Jurisdictional error otherwise

  1. The Court is also cognisant that Mr Nikolli was self-represented, and that in those circumstances the Court must endeavour to remain independently alert to the possibility of a jurisdictional error being made by the Tribunal: MZAIB v Minister for Immigration and Border Protection [2015] FCA 1392; (2015) 238 FCR 158 at [100] and [112] per Mortimer J; Ludgero v Minister for Immigration, Citizenship, Migrant Services and Multicultural Affairs [2021] FCCA 1060; (2021) 358 FLR 215 at [26] per Judge Lucev. In this regard the Court has considered whether a jurisdictional error of the type identified in Eros v Minister for Immigration, Citizenship, Migrant Services and Multicultural Affairs [2020] FCA 1061 (“Eros”).

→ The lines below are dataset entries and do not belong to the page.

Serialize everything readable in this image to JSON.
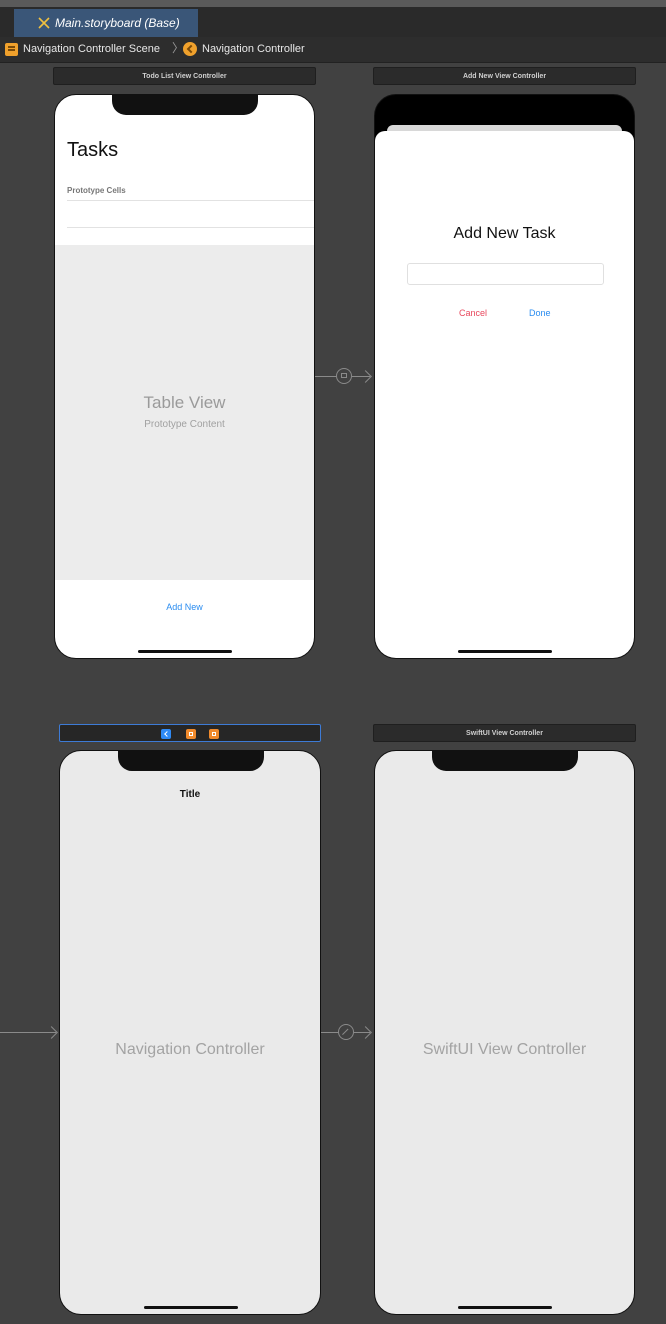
{
  "tabbar": {
    "active_tab": "Main.storyboard (Base)",
    "tab_icon": "storyboard-icon"
  },
  "breadcrumb": {
    "scene": "Navigation Controller Scene",
    "separator": "〉",
    "item": "Navigation Controller"
  },
  "scenes": {
    "todo": {
      "bar_title": "Todo List View Controller",
      "nav_title": "Tasks",
      "prototype_label": "Prototype Cells",
      "table_title": "Table View",
      "table_subtitle": "Prototype Content",
      "add_button": "Add New"
    },
    "add_new": {
      "bar_title": "Add New View Controller",
      "heading": "Add New Task",
      "field_value": "",
      "cancel": "Cancel",
      "done": "Done"
    },
    "navigation": {
      "nav_title": "Title",
      "label": "Navigation Controller"
    },
    "swiftui": {
      "bar_title": "SwiftUI View Controller",
      "label": "SwiftUI View Controller"
    }
  },
  "colors": {
    "accent_blue": "#2a8cf0",
    "cancel_red": "#e8485d",
    "scene_orange": "#f0a12c",
    "tab_blue": "#3a5678"
  }
}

This matter is distinguishable from Eros as, having set out and attributed weight to the matters referred to in the Tribunal Decision: see [4] above, the Tribunal made specific findings concerning the matters adverted to in Direction 69 (see [20] above, including an evaluation of Mr Nikolli’s courses and progress in those courses: Eros at [22] per Allsop CJ), and also found that Mr Nikolli did not intend genuinely to stay in Australia temporarily “as a student”: CB 146 at [29]-[30]; Eros at [22] per Allsop CJ.
  2. In the Court’s view, there is nothing in the materials before it which indicates that the Tribunal made a jurisdictional error otherwise in the Tribunal Decision.

CONCLUSION AND ORDERS

  1. For the reasons set out at [11]-[25] above, the Court has concluded that the Tribunal Decision is not affected by jurisdictional error. It follows that there will be an order dismissing the Judicial Review Application filed on 18 December 2019.
  2. There will also be an order amending the name of the Minister to read “Minister for Immigration, Citizenship and Multicultural Affairs”.
  3. The Court will hear the parties as to costs.
I certify that the preceding twenty-eight (28) numbered paragraphs are a true copy of the Reasons for Judgment of Judge Lucev.